Accordingly, supplemental GLA can be beneficial to the skin health and immune responses of people whose bodies have difficulty making AA from the dietary omega-6 called linoleic acid (LA), which is abundant in most cooking oils—other than olive, macadamia nut, and hi-oleic sunflower oils—and the processed foods made with them.
However, the UK researchers had no indication that any of the children suffered from this rare metabolic impairment, and our search of the medical literature uncovered little evidence that GLA enhances brain function or neurite growth in such a dramatic fashion.
In fact, cell studies offer some evidence that AA—which the body makes from GLA—may reduce the outgrowth of neurites (Ikemoto A et al 1997).
In contrast, EPA is essential to optimal brain function, and the body uses EPA to make DHA: the other important omega-3 fatty acid found in human cell membranes... and in fish oils.

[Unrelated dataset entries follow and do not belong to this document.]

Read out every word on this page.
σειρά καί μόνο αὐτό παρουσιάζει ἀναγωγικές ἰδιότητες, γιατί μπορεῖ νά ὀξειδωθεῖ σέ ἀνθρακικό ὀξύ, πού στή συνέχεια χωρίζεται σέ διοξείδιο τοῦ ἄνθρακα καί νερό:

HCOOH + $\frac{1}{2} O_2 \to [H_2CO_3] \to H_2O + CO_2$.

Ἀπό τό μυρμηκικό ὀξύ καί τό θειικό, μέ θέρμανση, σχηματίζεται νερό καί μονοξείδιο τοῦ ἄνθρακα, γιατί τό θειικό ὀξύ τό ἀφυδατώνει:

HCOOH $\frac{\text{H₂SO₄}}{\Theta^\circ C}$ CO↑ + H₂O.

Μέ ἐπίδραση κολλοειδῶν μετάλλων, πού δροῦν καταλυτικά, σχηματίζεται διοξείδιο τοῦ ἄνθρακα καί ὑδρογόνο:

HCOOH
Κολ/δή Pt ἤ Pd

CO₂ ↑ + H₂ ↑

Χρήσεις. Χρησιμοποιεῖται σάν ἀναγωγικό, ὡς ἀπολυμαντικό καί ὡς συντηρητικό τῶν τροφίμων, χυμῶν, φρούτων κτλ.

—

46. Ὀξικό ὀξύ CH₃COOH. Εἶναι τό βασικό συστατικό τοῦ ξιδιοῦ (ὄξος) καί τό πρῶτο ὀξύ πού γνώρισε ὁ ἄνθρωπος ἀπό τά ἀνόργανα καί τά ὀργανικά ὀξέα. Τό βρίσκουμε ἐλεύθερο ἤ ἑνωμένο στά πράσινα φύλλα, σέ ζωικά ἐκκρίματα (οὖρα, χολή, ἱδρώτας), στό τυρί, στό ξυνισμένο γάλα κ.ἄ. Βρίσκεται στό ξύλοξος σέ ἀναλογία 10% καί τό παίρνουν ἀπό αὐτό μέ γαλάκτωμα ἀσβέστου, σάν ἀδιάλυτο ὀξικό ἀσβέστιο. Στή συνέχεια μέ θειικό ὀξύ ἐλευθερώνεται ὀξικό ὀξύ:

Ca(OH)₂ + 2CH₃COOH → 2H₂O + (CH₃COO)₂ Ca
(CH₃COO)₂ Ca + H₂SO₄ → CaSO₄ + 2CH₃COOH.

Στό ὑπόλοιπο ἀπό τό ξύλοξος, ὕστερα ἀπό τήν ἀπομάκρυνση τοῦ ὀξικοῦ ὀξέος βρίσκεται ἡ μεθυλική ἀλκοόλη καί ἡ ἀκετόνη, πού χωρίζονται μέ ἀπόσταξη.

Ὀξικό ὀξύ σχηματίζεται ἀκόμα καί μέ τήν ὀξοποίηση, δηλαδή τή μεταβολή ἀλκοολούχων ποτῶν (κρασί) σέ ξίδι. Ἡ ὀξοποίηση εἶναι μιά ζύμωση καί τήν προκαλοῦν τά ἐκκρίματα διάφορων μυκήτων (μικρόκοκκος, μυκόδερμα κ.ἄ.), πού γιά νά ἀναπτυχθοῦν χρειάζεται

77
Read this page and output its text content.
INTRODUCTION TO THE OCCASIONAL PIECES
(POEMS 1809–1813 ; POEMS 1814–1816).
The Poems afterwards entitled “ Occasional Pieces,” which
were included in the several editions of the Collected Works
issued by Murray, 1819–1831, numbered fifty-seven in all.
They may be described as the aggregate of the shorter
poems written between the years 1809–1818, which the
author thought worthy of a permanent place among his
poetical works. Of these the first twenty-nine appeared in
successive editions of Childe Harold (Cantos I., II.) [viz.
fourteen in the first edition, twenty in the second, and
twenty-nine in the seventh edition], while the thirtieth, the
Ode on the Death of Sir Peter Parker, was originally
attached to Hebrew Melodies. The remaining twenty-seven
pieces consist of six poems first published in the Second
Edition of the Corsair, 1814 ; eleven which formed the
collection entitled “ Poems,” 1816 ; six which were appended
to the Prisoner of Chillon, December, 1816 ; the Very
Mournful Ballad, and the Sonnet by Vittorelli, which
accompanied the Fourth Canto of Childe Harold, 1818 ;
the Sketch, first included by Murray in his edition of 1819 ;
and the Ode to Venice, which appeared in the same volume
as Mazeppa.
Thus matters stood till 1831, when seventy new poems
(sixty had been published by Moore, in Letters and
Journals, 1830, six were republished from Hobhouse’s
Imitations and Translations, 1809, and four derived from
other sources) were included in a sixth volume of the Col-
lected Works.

And the results of clinical trials testing fish oils in people with depression and attention-deficit disorders suggest that supplements with higher ratios of omega-3 EPA to omega-3 DHA tend to show greater benefits, compared with supplements containing lower EPA-to-DHA ratios.
(Our Sockeye Salmon Oil is filtered but otherwise unaltered, so it reflects the ratio that occurs naturally in sockeye salmon: about nine parts EPA to seven parts DHA.)
We hope that the truly amazing results of this small study will prompt others to undertake a larger, placebo-controlled follow-up trial.
- Moss L. Dietary supplement sees children's mental powers advance by three years in three months. The Scotsman. Accessed online March 20, 2007 at http://news.scotsman.com/topics.cfm?tid=773&id=387102007.
- Calderon F, Kim HY. Docosahexaenoic acid promotes neurite growth in hippocampal neurons. J Neurochem. 2004 Aug;90(4):979-88. Erratum in: J Neurochem. 2004 Sep;90(6):1540.
- Cao D, Xue R, Xu J, Liu Z. Effects of docosahexaenoic acid on the survival and neurite outgrowth of rat cortical neurons in primary cultures. J Nutr Biochem. 2005 Sep;16(9):538-46.
- Ikemoto A, Ohishi M, Sato Y, Hata N, Misawa Y, Fujii Y, Okuyama H. Reversibility of n-3 fatty acid deficiency-induced alterations of learning behavior in the rat: level of n-6 fatty acids as another critical factor. J Lipid Res. 2001 Oct;42(10):1655-63.
- Dehaut F, Bertrand I, Miltaud T, Pouplard-Barthelaix A, Maingault M. n-6 polyunsaturated fatty acids increase the neurite length of PC12 cells and embryonic chick motoneurons. Neurosci Lett. 1993 Oct 29;161(2):133-6.
- Ikemoto A, Kobayashi T, Watanabe S, Okuyama H. Membrane fatty acid modifications of PC12 cells by arachidonate or docosahexaenoate affect neurite outgrowth but not norepinephrine release. Neurochem Res. 1997 Jun;22(6):671-8.